Когда-то давно я работала в советской милиции и потому внутреннее обустройство отделений милиции мне знакомо. Так вот, в турецком отделении полиции я не увидела «дежурки» или «обезьянника». Обычное административное здание, с воротами и немецкой овчаркой в вольере.

Со мной все здоровались и смотрели с нескрываемым интересом. При этом все они были в гражданке, то есть не в форме. Мы прошли в кабинет к  одному из тех полицейских, которые меня привезли. Нам принесли чай, такой же самый, каким угощают в обычном турецком магазине, ресторанчике или кафе.
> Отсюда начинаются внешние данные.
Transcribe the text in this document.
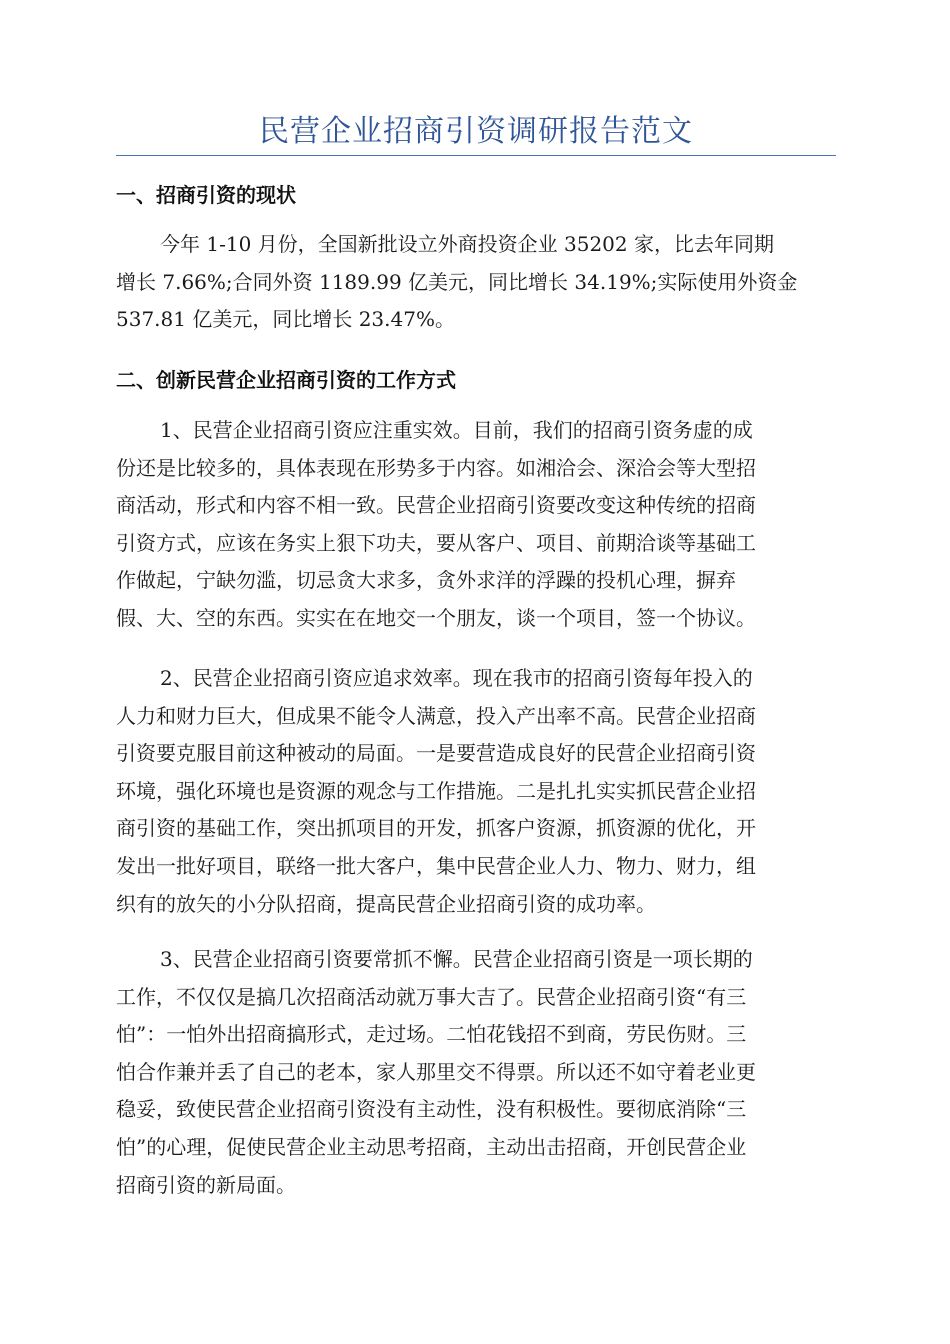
民营企业招商引资调研报告范文
一、招商引资的现状
今年 1-10 月份，全国新批设立外商投资企业 35202 家，比去年同期
增长 7.66%;合同外资 1189.99 亿美元，同比增长 34.19%;实际使用外资金
537.81 亿美元，同比增长 23.47%。
二、创新民营企业招商引资的工作方式
1、民营企业招商引资应注重实效。目前，我们的招商引资务虚的成
份还是比较多的，具体表现在形势多于内容。如湘洽会、深洽会等大型招
商活动，形式和内容不相一致。民营企业招商引资要改变这种传统的招商
引资方式，应该在务实上狠下功夫，要从客户、项目、前期洽谈等基础工
作做起，宁缺勿滥，切忌贪大求多，贪外求洋的浮躁的投机心理，摒弃
假、大、空的东西。实实在在地交一个朋友，谈一个项目，签一个协议。
2、民营企业招商引资应追求效率。现在我市的招商引资每年投入的
人力和财力巨大，但成果不能令人满意，投入产出率不高。民营企业招商
引资要克服目前这种被动的局面。一是要营造成良好的民营企业招商引资
环境，强化环境也是资源的观念与工作措施。二是扎扎实实抓民营企业招
商引资的基础工作，突出抓项目的开发，抓客户资源，抓资源的优化，开
发出一批好项目，联络一批大客户，集中民营企业人力、物力、财力，组
织有的放矢的小分队招商，提高民营企业招商引资的成功率。
3、民营企业招商引资要常抓不懈。民营企业招商引资是一项长期的
工作，不仅仅是搞几次招商活动就万事大吉了。民营企业招商引资“有三
怕”：一怕外出招商搞形式，走过场。二怕花钱招不到商，劳民伤财。三
怕合作兼并丢了自己的老本，家人那里交不得票。所以还不如守着老业更
稳妥，致使民营企业招商引资没有主动性，没有积极性。要彻底消除“三
怕”的心理，促使民营企业主动思考招商，主动出击招商，开创民营企业
招商引资的新局面。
Мне начали задавать вопросы. Первым, был, конечно, такой: «Откуда вы приехали?» Я ответила: «Из Алании». Я, в самом деле, приехала из Алании. Они заулыбались: «Мемлекет?» (государство) Отвечаю: «Казахстан», они качают одобрительно головами и в который уже раз за мою поездку говорят: «Казакистан – кардеш!»

На вопрос: «Зачем приехали в наш поселок?», начинаю свой, выученный наизусть на десять дней пути, рассказ: «Отправилась в дорогу для того, чтобы показать людям, что в Турции на самом деле нечего бояться, если даже женщина-иностранка, путешествующая одна, не подвергается опасности, что эта страна не кишит террористами…» Именно это я всем, кто интересовался целью моего путешествия, и говорила, именно это и было целью моего путешествия. Показать людям ничем не прикрытую правду.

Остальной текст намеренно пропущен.